After a spell of ill health, pharmaceutical giant GlaxoSmithKline (GSK) is starting to perk up.
For five years, mighty GSK saw its share price steadily decline, as its most profitable drugs, including Zantac and AZT, lost their patent protection. Meanwhile, the incoming blockbusters from its pipeline slowed to a trickle. As a result, its stock, which had been at nearly $60 per share in early 2000, fell to $31 in July 2002, then stayed in the $30 to $40 range for the next three years. Today, with the price back up to almost $50 on May 17, the company appears to have revived.
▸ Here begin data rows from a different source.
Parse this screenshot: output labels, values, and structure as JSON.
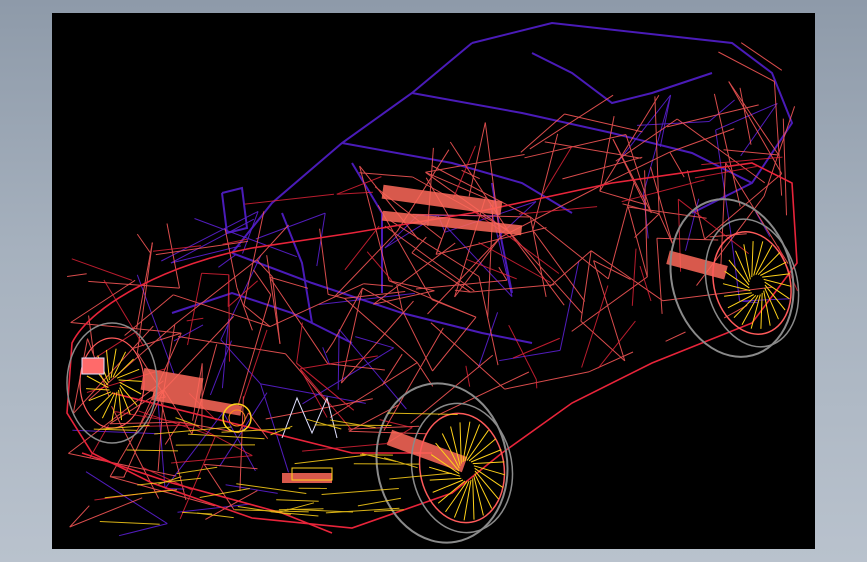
{
  "viewport": {
    "background": "#000000",
    "render_mode": "wireframe",
    "subject": "car-model",
    "colors": {
      "frame_purple": "#4a1bb8",
      "body_salmon": "#ff5a5a",
      "body_red": "#e8243a",
      "wheel_grey": "#8a8a8a",
      "light_yellow": "#ffd21a",
      "highlight_white": "#e0e0ff"
    }
  }
}
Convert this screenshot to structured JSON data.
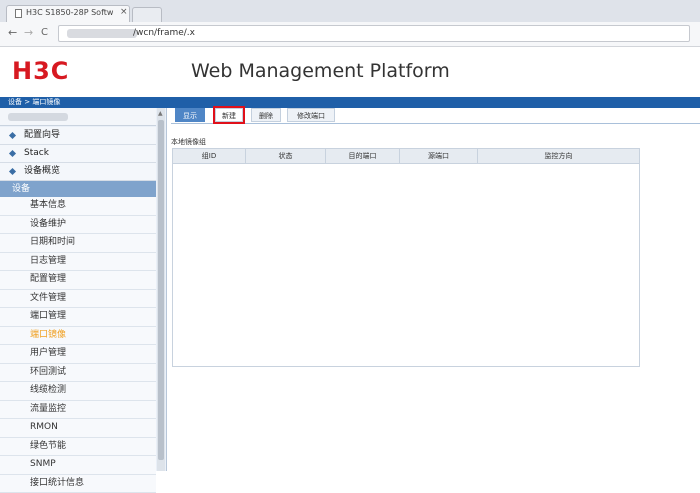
{
  "browser": {
    "tab_title": "H3C S1850-28P Softw",
    "tab_close": "×",
    "back": "←",
    "forward": "→",
    "reload": "C",
    "url": "/wcn/frame/.x"
  },
  "header": {
    "logo": "H3C",
    "title": "Web Management Platform",
    "breadcrumb": "设备 > 端口镜像"
  },
  "sidebar": {
    "top_items": [
      {
        "label": "配置向导"
      },
      {
        "label": "Stack"
      },
      {
        "label": "设备概览"
      }
    ],
    "group": "设备",
    "items": [
      {
        "label": "基本信息"
      },
      {
        "label": "设备维护"
      },
      {
        "label": "日期和时间"
      },
      {
        "label": "日志管理"
      },
      {
        "label": "配置管理"
      },
      {
        "label": "文件管理"
      },
      {
        "label": "端口管理"
      },
      {
        "label": "端口镜像",
        "active": true
      },
      {
        "label": "用户管理"
      },
      {
        "label": "环回测试"
      },
      {
        "label": "线缆检测"
      },
      {
        "label": "流量监控"
      },
      {
        "label": "RMON"
      },
      {
        "label": "绿色节能"
      },
      {
        "label": "SNMP"
      },
      {
        "label": "接口统计信息"
      }
    ]
  },
  "main": {
    "tabs": [
      {
        "label": "显示"
      },
      {
        "label": "新建"
      },
      {
        "label": "删除"
      },
      {
        "label": "修改端口"
      }
    ],
    "section_label": "本地镜像组",
    "columns": [
      "组ID",
      "状态",
      "目的端口",
      "源端口",
      "监控方向"
    ]
  }
}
While pharmaceutical turnarounds typically stem from mass layoffs or marketing blitzes, Glaxo did it the old-fashioned way: with nose-to-the-grindstone research. What’s more, rather than doing all its own in-house research, it didn’t hesitate to partner with biotechnology startups.
As a result, a host of its drugs and vaccines have enjoyed successful launches and the company’s pipeline is brimming new potential winners.
“They have more than a dozen promising drug candidates in clinical trials, says Joanna Chertkow, an analyst with DataMonitor. “And most of them come from biotech acquisitions or partnerships.”
Most promising right now is GSK’s vaccine division. First, it launched Rotarix, the first rotavirus vaccine since Wyeth pulled its version from the market in 1999, after a cluster infants experienced intestinal swelling from the vaccine. (The rotavirus is a diarrhea-causing virus that kills more than 600,000 babies a year, according to the U.S. Centers for Disease Control.)
GSK’s Rotarix alone could pull in billions in revenues, although it won’t be marketed in the United States or Europe any time soon. Rotarix is already available in Mexico and final negotiations with the health ministries of dozens of other countries, including India, Brazil, and Indonesia, are on the verge of wrapping up.
(For a behind-the-scenes account of the development of Rotarix, see The Vaccine That Almost Wasn’t in the June issue of Technology Review.)
Also, some time in the next 24 months GSK should finish up its Phase III trial of Cervarix, a vaccine for Human Papilloma Virus (HPV), a pathogen that has a direct link to cervical cancer. CEO Jean-Pierre Garnier has gone so far as to claim Cervarix could be the biggest-selling vaccine of all time. Analysts at Credit Suisse First Boston estimate it could pull in more than $4 billion per year. And GSK vaccines for Hepatitis B and herpes are also in the advanced stages of testing.
Many of the brightest stars in the company’s portfolio, though, are due less to the brilliance of its in-house scientists and more to its knack for finding the right research partners. And few of those partnerships promise to be as successful as its recent purchase of Corixa, a small Seattle-based vaccine firm. Their relationship culminated in a union in May, when GSK acquired Corixa for $300 million.